Recent Decision Casts Doubt on Whether Arbitration Agreements Can Help Protect Employers against FLSA Overtime Liability June 20, 2016

By Jack E. Moran

With all the news related to the Department of Labor’s recent changes in overtime regulations, many employers may be wondering how they can protect themselves from the significant exposure and poor publicity created by alleged violations of the overtime and minimum wage rules of the Fair Labor Standards Act (“FLSA”).  One common method of blunting FLSA risk is requiring employees to execute arbitration agreements, which force employees to litigate their wage-and-hour disputes in private arbitration rather than federal court.

One of the main benefits of such agreements is that they often mandate that employees waive their ability to bring their claims as a class.  This means that each individual employee must bring his or her claim separate from others, instead of a collection of employees forming a more powerful, unwieldy group of claims.

On May 26, 2016, however, the U.S. Seventh Circuit Court of Appeals decided Lewis v. Epic Systems Corporation, and held that such clauses in arbitration agreements are unenforceable and that employees must be allowed to sue as a class.  The court said that these “class action waivers” violate the National Labor Relations Act, which gives employees the right to engage in “concerted activity” to protect their pay and working conditions.

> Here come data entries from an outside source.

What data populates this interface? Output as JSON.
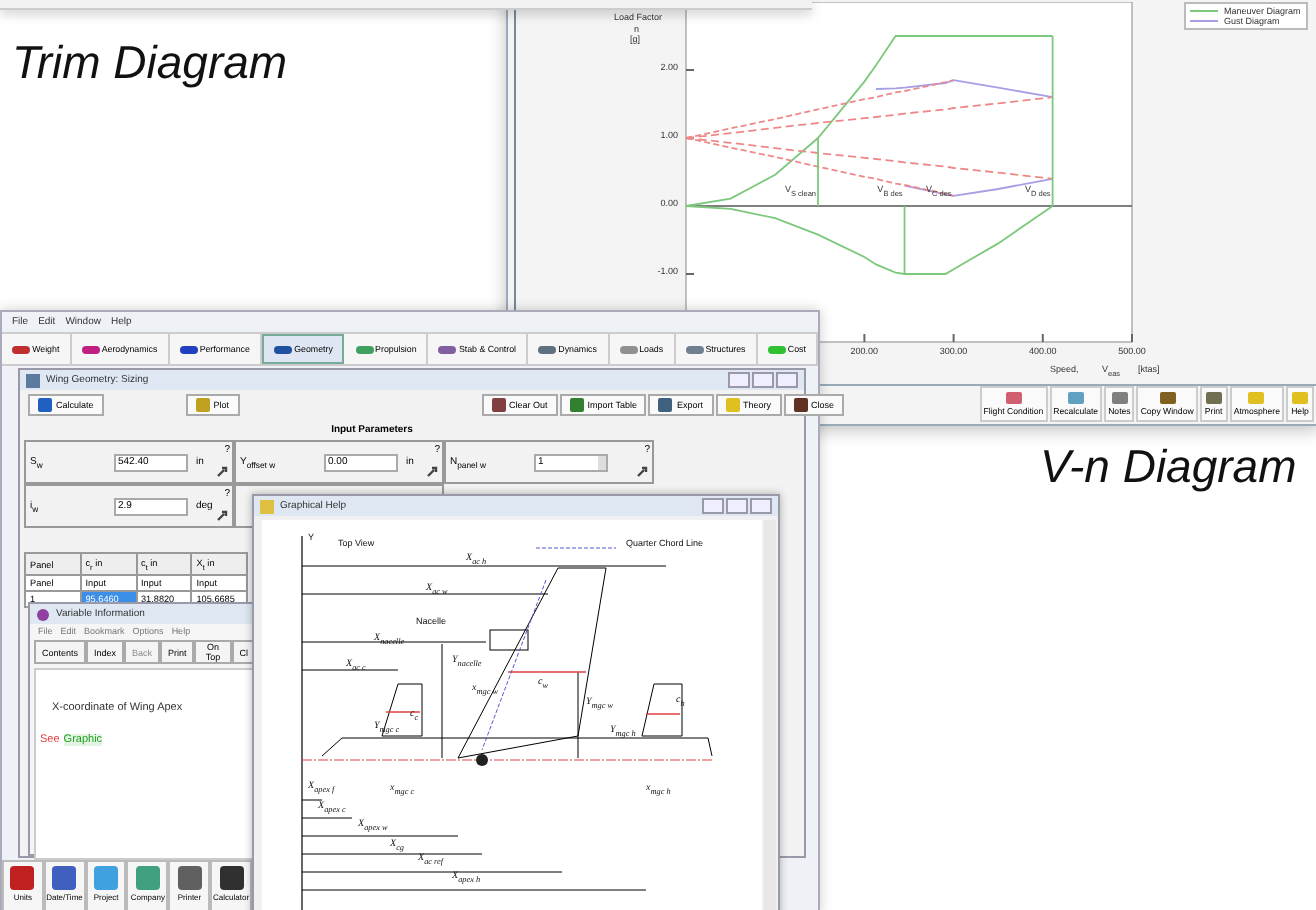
{
  "trim_caption": "Trim Diagram",
  "vn_caption": "V-n Diagram",
  "vn_window": {
    "y_axis_label": "Load Factor",
    "y_symbol": "n",
    "y_unit": "[g]",
    "x_axis_label": "Speed,",
    "x_symbol": "V$_{eas}$",
    "x_unit": "[ktas]",
    "chart_data": {
      "type": "line",
      "legend": "upper right",
      "ref_lines": [
        {
          "axis": "y",
          "value": 0
        }
      ],
      "x": [
        0,
        50,
        100,
        148,
        200,
        213,
        235,
        245,
        291,
        300,
        350,
        411
      ],
      "xlim": [
        0,
        500
      ],
      "ylim": [
        -2,
        3
      ],
      "xticks": [
        {
          "value": 200,
          "label": "200.00"
        },
        {
          "value": 300,
          "label": "300.00"
        },
        {
          "value": 400,
          "label": "400.00"
        },
        {
          "value": 500,
          "label": "500.00"
        }
      ],
      "yticks": [
        {
          "value": -1,
          "label": "-1.00"
        },
        {
          "value": 0,
          "label": "0.00"
        },
        {
          "value": 1,
          "label": "1.00"
        },
        {
          "value": 2,
          "label": "2.00"
        }
      ],
      "series": [
        {
          "name": "Maneuver Diagram",
          "color": "#7cc87c",
          "values": [
            0,
            0.11,
            0.46,
            1.0,
            1.83,
            2.07,
            2.5,
            2.5,
            2.5,
            2.5,
            2.5,
            2.5
          ]
        },
        {
          "color": "#7cc87c",
          "values": [
            0,
            -0.04,
            -0.18,
            -0.42,
            -0.75,
            -0.86,
            -0.98,
            -1,
            -1,
            -0.93,
            -0.55,
            0
          ]
        },
        {
          "name": "Gust Diagram",
          "color": "#a89ee6",
          "values": [
            null,
            null,
            null,
            null,
            null,
            1.72,
            1.73,
            1.74,
            1.81,
            1.85,
            1.74,
            1.6
          ]
        },
        {
          "color": "#a89ee6",
          "values": [
            null,
            null,
            null,
            null,
            null,
            null,
            null,
            0.3,
            0.17,
            0.15,
            0.25,
            0.4
          ]
        },
        {
          "color": "#ee8888",
          "line_style": "dashed",
          "values": [
            1,
            1.14,
            1.28,
            1.42,
            1.57,
            1.6,
            1.67,
            1.69,
            1.82,
            1.85,
            null,
            null
          ]
        },
        {
          "color": "#ee8888",
          "line_style": "dashed",
          "values": [
            1,
            1.07,
            1.15,
            1.22,
            1.29,
            1.31,
            1.34,
            1.36,
            1.42,
            1.44,
            1.51,
            1.6
          ]
        },
        {
          "color": "#ee8888",
          "line_style": "dashed",
          "values": [
            1,
            0.86,
            0.72,
            0.58,
            0.43,
            0.4,
            0.33,
            0.31,
            0.18,
            0.15,
            null,
            null
          ]
        },
        {
          "color": "#ee8888",
          "line_style": "dashed",
          "values": [
            1,
            0.93,
            0.85,
            0.78,
            0.71,
            0.69,
            0.66,
            0.64,
            0.58,
            0.56,
            0.49,
            0.4
          ]
        }
      ],
      "annotations": [
        {
          "x": 148,
          "y": 0,
          "text": "V$_{S clean}$"
        },
        {
          "x": 245,
          "y": 0,
          "text": "V$_{B des}$"
        },
        {
          "x": 300,
          "y": 0,
          "text": "V$_{C des}$"
        },
        {
          "x": 411,
          "y": 0,
          "text": "V$_{D des}$"
        }
      ]
    },
    "toolbar": [
      "Flight Condition",
      "Recalculate",
      "Notes",
      "Copy Window",
      "Print",
      "Atmosphere",
      "Help"
    ]
  },
  "main_window": {
    "menu": [
      "File",
      "Edit",
      "Window",
      "Help"
    ],
    "modules": [
      {
        "label": "Weight",
        "selected": false
      },
      {
        "label": "Aerodynamics",
        "selected": false
      },
      {
        "label": "Performance",
        "selected": false
      },
      {
        "label": "Geometry",
        "selected": true
      },
      {
        "label": "Propulsion",
        "selected": false
      },
      {
        "label": "Stab & Control",
        "selected": false
      },
      {
        "label": "Dynamics",
        "selected": false
      },
      {
        "label": "Loads",
        "selected": false
      },
      {
        "label": "Structures",
        "selected": false
      },
      {
        "label": "Cost",
        "selected": false
      }
    ],
    "bottom_bar": [
      "Units",
      "Date/Time",
      "Project",
      "Company",
      "Printer",
      "Calculator"
    ]
  },
  "wing_window": {
    "title": "Wing Geometry: Sizing",
    "buttons": [
      "Calculate",
      "Plot",
      "Clear Out",
      "Import Table",
      "Export",
      "Theory",
      "Close"
    ],
    "section_title": "Input Parameters",
    "inputs": [
      {
        "label": "S$_{w}$",
        "value": "542.40",
        "unit": "in",
        "kind": "text"
      },
      {
        "label": "Y$_{offset w}$",
        "value": "0.00",
        "unit": "in",
        "kind": "text"
      },
      {
        "label": "N$_{panel w}$",
        "value": "1",
        "kind": "spinner"
      },
      {
        "label": "i$_{w}$",
        "value": "2.9",
        "unit": "deg",
        "kind": "text"
      }
    ],
    "help_mark": "?",
    "table": {
      "columns": [
        "Panel",
        "c$_{r}$  in",
        "c$_{t}$  in",
        "X$_{t}$  in"
      ],
      "rows": [
        {
          "cells": [
            {
              "text": "Panel",
              "selected": false
            },
            {
              "text": "Input",
              "selected": false
            },
            {
              "text": "Input",
              "selected": false
            },
            {
              "text": "Input",
              "selected": false
            }
          ]
        },
        {
          "cells": [
            {
              "text": "1",
              "selected": false
            },
            {
              "text": "95.6460",
              "selected": true
            },
            {
              "text": "31.8820",
              "selected": false
            },
            {
              "text": "105.6685",
              "selected": false
            }
          ]
        }
      ]
    }
  },
  "variable_window": {
    "title": "Variable Information",
    "menu": [
      "File",
      "Edit",
      "Bookmark",
      "Options",
      "Help"
    ],
    "buttons": [
      {
        "label": "Contents",
        "disabled": false
      },
      {
        "label": "Index",
        "disabled": false
      },
      {
        "label": "Back",
        "disabled": true
      },
      {
        "label": "Print",
        "disabled": false
      },
      {
        "label": "On Top",
        "disabled": false
      },
      {
        "label": "Cl",
        "disabled": false
      }
    ],
    "text": "X-coordinate of Wing Apex",
    "see": "See",
    "link": "Graphic"
  },
  "graphic_window": {
    "title": "Graphical Help",
    "axis": "Y",
    "view": "Top View",
    "legend": "Quarter Chord Line",
    "nacelle": "Nacelle",
    "labels": [
      "X$_{ac h}$",
      "X$_{ac w}$",
      "X$_{nacelle}$",
      "X$_{ac c}$",
      "Y$_{nacelle}$",
      "x$_{mgc w}$",
      "c$_{w}$",
      "Y$_{mgc w}$",
      "c$_{c}$",
      "Y$_{mgc c}$",
      "c$_{h}$",
      "Y$_{mgc h}$",
      "X$_{apex f}$",
      "x$_{mgc c}$",
      "x$_{mgc h}$",
      "X$_{apex c}$",
      "X$_{apex w}$",
      "X$_{cg}$",
      "X$_{ac ref}$",
      "X$_{apex h}$"
    ]
  }
}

In Lewis, the arbitration agreement required that the employee waive “the right to participate in or receive money or any other relief from any class, collective, or representative proceeding.”  The plaintiff originally agreed to the terms of the agreement.  When a dispute arose, however, the plaintiff sued in federal court alleging that he and all other similar employees were misclassified under the FLSA and were entitled to overtime.  Epic Systems moved to dismiss the complaint and compel arbitration under the agreement.  The district court denied Epic Systems’ motion, finding that the arbitration clause was unenforceable because it interfered with employees’ rights to engage in “concerted activity.”

Epic Systems appealed the decision to the Seventh Circuit, but that court reached the same result.  Specifically, the Seventh Circuit found that the federal law protecting “concerted activity” “should be read broadly to include resort to representative, joint, collective, or class legal remedies.”

In issuing this decision, the Seventh Circuit has now created a split amongst the U.S. Circuit Courts of Appeal.  The Second, Fifth, Eighth, Ninth, and Eleventh Circuits have all concluded that these “class action waivers” are enforceable.  Strangely, the Sixth Circuit has held that a FLSA “class action waiver” in an employment agreement is unenforceable, but also held that such a waiver may be enforceable if it is part of an arbitration agreement.  As a result of the inconsistency, this is likely an issue that will ultimately need U.S. Supreme Court intervention.  But it could be quite some time until guidance is issued, and both employers and employees who have questions about the enforceability of arbitration agreements should discuss those questions with an attorney.